Fig. 4: Immunofluorescent stains in vivo
figure 4

a, c Wound healing studies of SD rat models injected with DFO-hydrogels to observe antibacterial effects in vivo. Representative images showing immunofluorescent stains with Staphylococcus aureus antibodies (green) and DAPI counterstaining (nucleus, blue). The summarized data showed the differences in the staining intensities of Staphylococcus aureus among the different groups. Scale bars = 100 μm. b, d Histological changes of wound healing in the DFO-hydrogel-injected wounds. Immunofluorescence staining of vascular endothelial cells treated with DFO-hydrogels. The cells were stained with CD31, and the nuclei were counterstained with DAPI. The summarized data showed the differences of the staining intensities of CD31 among the different groups. Scale bars = 100 μm

To further evaluate the mechanisms of hydrogel treatment on wound healing, the vascular endothelial-specific marker CD31 was stained for vascular endothelial cells treated by the three groups (Fig. 4b)34. The merged images of DAPI and CD31 showed that the DFO-hydrogels exhibited significantly increased neovascularization based on a high level of CD31 expression. In contrast, the hydrogel alone displayed minimal CD31 expression, confirming that the DFO-hydrogels provided an excellent 3D microenvironment scaffold for blood vessel formation (Fig. 4d).
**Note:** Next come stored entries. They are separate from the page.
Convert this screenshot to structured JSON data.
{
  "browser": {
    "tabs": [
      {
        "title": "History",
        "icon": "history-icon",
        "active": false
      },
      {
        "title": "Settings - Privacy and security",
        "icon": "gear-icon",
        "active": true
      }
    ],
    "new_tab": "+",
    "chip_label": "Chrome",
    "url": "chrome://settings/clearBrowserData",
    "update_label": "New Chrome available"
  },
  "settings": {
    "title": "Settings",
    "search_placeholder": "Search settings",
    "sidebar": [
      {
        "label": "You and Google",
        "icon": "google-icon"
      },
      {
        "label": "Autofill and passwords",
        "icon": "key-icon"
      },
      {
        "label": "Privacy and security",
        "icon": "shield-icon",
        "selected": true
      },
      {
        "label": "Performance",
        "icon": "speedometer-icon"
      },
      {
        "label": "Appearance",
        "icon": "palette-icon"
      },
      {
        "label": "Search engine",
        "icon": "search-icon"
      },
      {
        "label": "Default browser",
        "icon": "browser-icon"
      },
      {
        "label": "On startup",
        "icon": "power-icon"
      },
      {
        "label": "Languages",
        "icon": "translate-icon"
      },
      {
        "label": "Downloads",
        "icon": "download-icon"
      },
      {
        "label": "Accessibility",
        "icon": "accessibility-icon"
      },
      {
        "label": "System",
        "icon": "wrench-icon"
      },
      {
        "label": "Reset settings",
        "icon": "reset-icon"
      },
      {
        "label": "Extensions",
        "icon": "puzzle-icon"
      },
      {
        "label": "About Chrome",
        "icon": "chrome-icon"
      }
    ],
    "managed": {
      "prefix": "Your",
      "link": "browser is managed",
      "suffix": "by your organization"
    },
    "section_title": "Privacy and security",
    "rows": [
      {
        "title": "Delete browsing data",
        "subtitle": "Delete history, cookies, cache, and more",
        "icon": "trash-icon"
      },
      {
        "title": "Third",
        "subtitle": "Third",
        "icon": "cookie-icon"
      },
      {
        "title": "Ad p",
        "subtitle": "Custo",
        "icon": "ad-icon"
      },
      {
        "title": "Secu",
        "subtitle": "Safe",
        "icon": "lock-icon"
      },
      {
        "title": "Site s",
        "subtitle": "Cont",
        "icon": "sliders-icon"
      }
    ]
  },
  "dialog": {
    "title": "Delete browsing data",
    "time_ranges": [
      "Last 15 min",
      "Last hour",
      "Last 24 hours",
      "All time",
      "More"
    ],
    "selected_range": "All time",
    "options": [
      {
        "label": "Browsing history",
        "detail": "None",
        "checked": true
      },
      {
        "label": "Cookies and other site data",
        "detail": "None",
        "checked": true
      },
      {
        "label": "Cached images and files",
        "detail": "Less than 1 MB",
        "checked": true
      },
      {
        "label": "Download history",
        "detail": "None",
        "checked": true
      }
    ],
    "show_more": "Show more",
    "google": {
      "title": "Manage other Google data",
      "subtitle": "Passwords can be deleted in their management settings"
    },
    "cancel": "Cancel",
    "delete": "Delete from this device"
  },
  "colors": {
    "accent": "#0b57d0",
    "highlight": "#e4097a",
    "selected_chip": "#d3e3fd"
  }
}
In summary, we have described a multifunctional hydrogel scaffold with injectable, self-healing, antibacterial, and angiogenic properties for diabetic wound regeneration. The multifunctional hydrogel was prepared by the coordinative crosslinking of multi-arm thiolated PEG with Ag+ accompanied by the loading of the angiogenic drug DFO. In vitro experiments confirmed the multifunctionality of the dynamic coordinative hydrogel, including good flexible manipulation, resistance to mechanical irritation, antibacterial properties, and angiogenic abilities. In vivo studies further demonstrated that the hydrogel could be injected to efficiently repair diabetic skin wounds with low incidence of bacterial infection and enhanced angiogenic activity. We anticipate that such a dynamic multifunctional hydrogel would show great promise in the regeneration of not only diabetic skin wounds but also different types of exposed wounds under disturbed physiological functions with a high risk of bacterial infection, and when exposed to external mechanical irritations.